The stars at night are big and bright...

The stars at night are big and bright...
The stars at night are big and bright...

Saturday, July 30, 2011

Pa! Pa!

I love old TV westerns. Maverick, Wanted: Dead or Alive, Gunsmoke, Have Gun / Will Travel, The Big Valley, Laredo, Wagon Train, Bonanza, Lawman. I'm a sucker for a classic TV western. But there was one series that was always my favorite, bar none... The Rifleman.

I never knew it was Sam Peckenpah's baby when I started watching The Rifleman in the 60's on Channel 11's Saturday night western lineup. I just knew it was a show about a father and son struggling in the old west depending on each other to survive. I may have never tried to emulate James Colburn's knife throwing cowboy in The Wild Bunch, but I broke more than one finger trying to duplicate Lucas McCain's rifle spin with my old lever action .22 (and so did about 99% of my friends) .

Two words that will be forever etched into my brain, even on my Alzheimer's riddled deathbed are "Pa!

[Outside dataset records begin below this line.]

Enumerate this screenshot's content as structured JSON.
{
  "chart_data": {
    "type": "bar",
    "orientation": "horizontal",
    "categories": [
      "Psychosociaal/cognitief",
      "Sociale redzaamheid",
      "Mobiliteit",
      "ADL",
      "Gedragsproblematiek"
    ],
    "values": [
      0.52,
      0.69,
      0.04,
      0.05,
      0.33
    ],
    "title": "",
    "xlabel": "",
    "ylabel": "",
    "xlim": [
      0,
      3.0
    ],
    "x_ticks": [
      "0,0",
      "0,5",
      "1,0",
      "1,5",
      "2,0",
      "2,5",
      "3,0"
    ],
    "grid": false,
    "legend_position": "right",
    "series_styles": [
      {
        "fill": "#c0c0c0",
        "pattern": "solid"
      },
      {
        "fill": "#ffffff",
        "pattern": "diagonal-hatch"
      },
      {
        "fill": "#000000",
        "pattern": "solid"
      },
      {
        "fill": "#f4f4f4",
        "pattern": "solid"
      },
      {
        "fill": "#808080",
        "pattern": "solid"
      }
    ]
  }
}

Pa!" You could also depend on the soundtrack to tell you the story even if you happened to lose track of what's going on when you ran to the fridge for a brew.. The show had to be ultra low budget because there were only about a half dozen music tracks used during the entire series and almost all revolved around the theme song. The rest were shootout/stressful scenes that also happened to have a theme song flavor. A change in speed or chord was all that was needed to indicated the mood/disposition of the scene. I hope that songwriter got his fair share of the residuals.

It really messed with my head when Chuck Connor's played a hippie sympathizer mad bomber in "The Mad Bomber" and the hip/shady bodyguard in Soylent Green. Lucas McCain would have never done that because Mark would have been disappointed in him.

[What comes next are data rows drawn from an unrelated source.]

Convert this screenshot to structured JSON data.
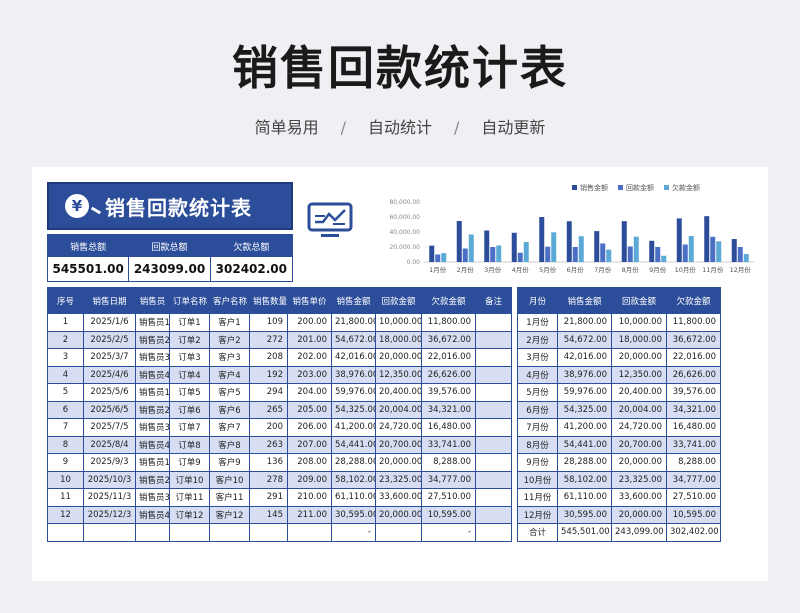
{
  "header": {
    "title": "销售回款统计表",
    "tags": [
      "简单易用",
      "自动统计",
      "自动更新"
    ],
    "separator": "/"
  },
  "banner": {
    "icon": "yen-icon",
    "yen_symbol": "¥",
    "title": "销售回款统计表"
  },
  "summary": {
    "sales_label": "销售总额",
    "sales_value": "545501.00",
    "paid_label": "回款总额",
    "paid_value": "243099.00",
    "owed_label": "欠款总额",
    "owed_value": "302402.00"
  },
  "colors": {
    "primary": "#2c4d99",
    "sales": "#2c4d99",
    "paid": "#4a6fc4",
    "owed": "#5aa9d6",
    "alt_row": "#d7def3"
  },
  "chart_data": {
    "type": "bar",
    "categories": [
      "1月份",
      "2月份",
      "3月份",
      "4月份",
      "5月份",
      "6月份",
      "7月份",
      "8月份",
      "9月份",
      "10月份",
      "11月份",
      "12月份"
    ],
    "series": [
      {
        "name": "销售金额",
        "values": [
          21800,
          54672,
          42016,
          38976,
          59976,
          54325,
          41200,
          54441,
          28288,
          58102,
          61110,
          30595
        ]
      },
      {
        "name": "回款金额",
        "values": [
          10000,
          18000,
          20000,
          12350,
          20400,
          20004,
          24720,
          20700,
          20000,
          23325,
          33600,
          20000
        ]
      },
      {
        "name": "欠款金额",
        "values": [
          11800,
          36672,
          22016,
          26626,
          39576,
          34321,
          16480,
          33741,
          8288,
          34777,
          27510,
          10595
        ]
      }
    ],
    "y_ticks": [
      "0.00",
      "20,000.00",
      "40,000.00",
      "60,000.00",
      "80,000.00"
    ],
    "ylim": [
      0,
      80000
    ],
    "legend_position": "top-right",
    "grid": false
  },
  "main_table": {
    "headers": [
      "序号",
      "销售日期",
      "销售员",
      "订单名称",
      "客户名称",
      "销售数量",
      "销售单价",
      "销售金额",
      "回款金额",
      "欠款金额",
      "备注"
    ],
    "rows": [
      [
        "1",
        "2025/1/6",
        "销售员1",
        "订单1",
        "客户1",
        "109",
        "200.00",
        "21,800.00",
        "10,000.00",
        "11,800.00",
        ""
      ],
      [
        "2",
        "2025/2/5",
        "销售员2",
        "订单2",
        "客户2",
        "272",
        "201.00",
        "54,672.00",
        "18,000.00",
        "36,672.00",
        ""
      ],
      [
        "3",
        "2025/3/7",
        "销售员3",
        "订单3",
        "客户3",
        "208",
        "202.00",
        "42,016.00",
        "20,000.00",
        "22,016.00",
        ""
      ],
      [
        "4",
        "2025/4/6",
        "销售员4",
        "订单4",
        "客户4",
        "192",
        "203.00",
        "38,976.00",
        "12,350.00",
        "26,626.00",
        ""
      ],
      [
        "5",
        "2025/5/6",
        "销售员1",
        "订单5",
        "客户5",
        "294",
        "204.00",
        "59,976.00",
        "20,400.00",
        "39,576.00",
        ""
      ],
      [
        "6",
        "2025/6/5",
        "销售员2",
        "订单6",
        "客户6",
        "265",
        "205.00",
        "54,325.00",
        "20,004.00",
        "34,321.00",
        ""
      ],
      [
        "7",
        "2025/7/5",
        "销售员3",
        "订单7",
        "客户7",
        "200",
        "206.00",
        "41,200.00",
        "24,720.00",
        "16,480.00",
        ""
      ],
      [
        "8",
        "2025/8/4",
        "销售员4",
        "订单8",
        "客户8",
        "263",
        "207.00",
        "54,441.00",
        "20,700.00",
        "33,741.00",
        ""
      ],
      [
        "9",
        "2025/9/3",
        "销售员1",
        "订单9",
        "客户9",
        "136",
        "208.00",
        "28,288.00",
        "20,000.00",
        "8,288.00",
        ""
      ],
      [
        "10",
        "2025/10/3",
        "销售员2",
        "订单10",
        "客户10",
        "278",
        "209.00",
        "58,102.00",
        "23,325.00",
        "34,777.00",
        ""
      ],
      [
        "11",
        "2025/11/3",
        "销售员3",
        "订单11",
        "客户11",
        "291",
        "210.00",
        "61,110.00",
        "33,600.00",
        "27,510.00",
        ""
      ],
      [
        "12",
        "2025/12/3",
        "销售员4",
        "订单12",
        "客户12",
        "145",
        "211.00",
        "30,595.00",
        "20,000.00",
        "10,595.00",
        ""
      ],
      [
        "",
        "",
        "",
        "",
        "",
        "",
        "",
        "-",
        "",
        "-",
        ""
      ]
    ]
  },
  "month_table": {
    "headers": [
      "月份",
      "销售金额",
      "回款金额",
      "欠款金额"
    ],
    "rows": [
      [
        "1月份",
        "21,800.00",
        "10,000.00",
        "11,800.00"
      ],
      [
        "2月份",
        "54,672.00",
        "18,000.00",
        "36,672.00"
      ],
      [
        "3月份",
        "42,016.00",
        "20,000.00",
        "22,016.00"
      ],
      [
        "4月份",
        "38,976.00",
        "12,350.00",
        "26,626.00"
      ],
      [
        "5月份",
        "59,976.00",
        "20,400.00",
        "39,576.00"
      ],
      [
        "6月份",
        "54,325.00",
        "20,004.00",
        "34,321.00"
      ],
      [
        "7月份",
        "41,200.00",
        "24,720.00",
        "16,480.00"
      ],
      [
        "8月份",
        "54,441.00",
        "20,700.00",
        "33,741.00"
      ],
      [
        "9月份",
        "28,288.00",
        "20,000.00",
        "8,288.00"
      ],
      [
        "10月份",
        "58,102.00",
        "23,325.00",
        "34,777.00"
      ],
      [
        "11月份",
        "61,110.00",
        "33,600.00",
        "27,510.00"
      ],
      [
        "12月份",
        "30,595.00",
        "20,000.00",
        "10,595.00"
      ]
    ],
    "total": [
      "合计",
      "545,501.00",
      "243,099.00",
      "302,402.00"
    ]
  }
}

You can get your weekly Rifleman fix Saturday mornings on AMC.

BTW, he fires 11 shots then reloads.  Or did he????

2 comments:

an Donalbane said...

Definitely agree that Chuck Connors/Johnny Crawford were tops, followed by Clayton Moore/Jay Silverheels.

el chupacabra said...

The Rifleman and The Three Stooges: the only time I stopped moving as a young lad was when these shows came on.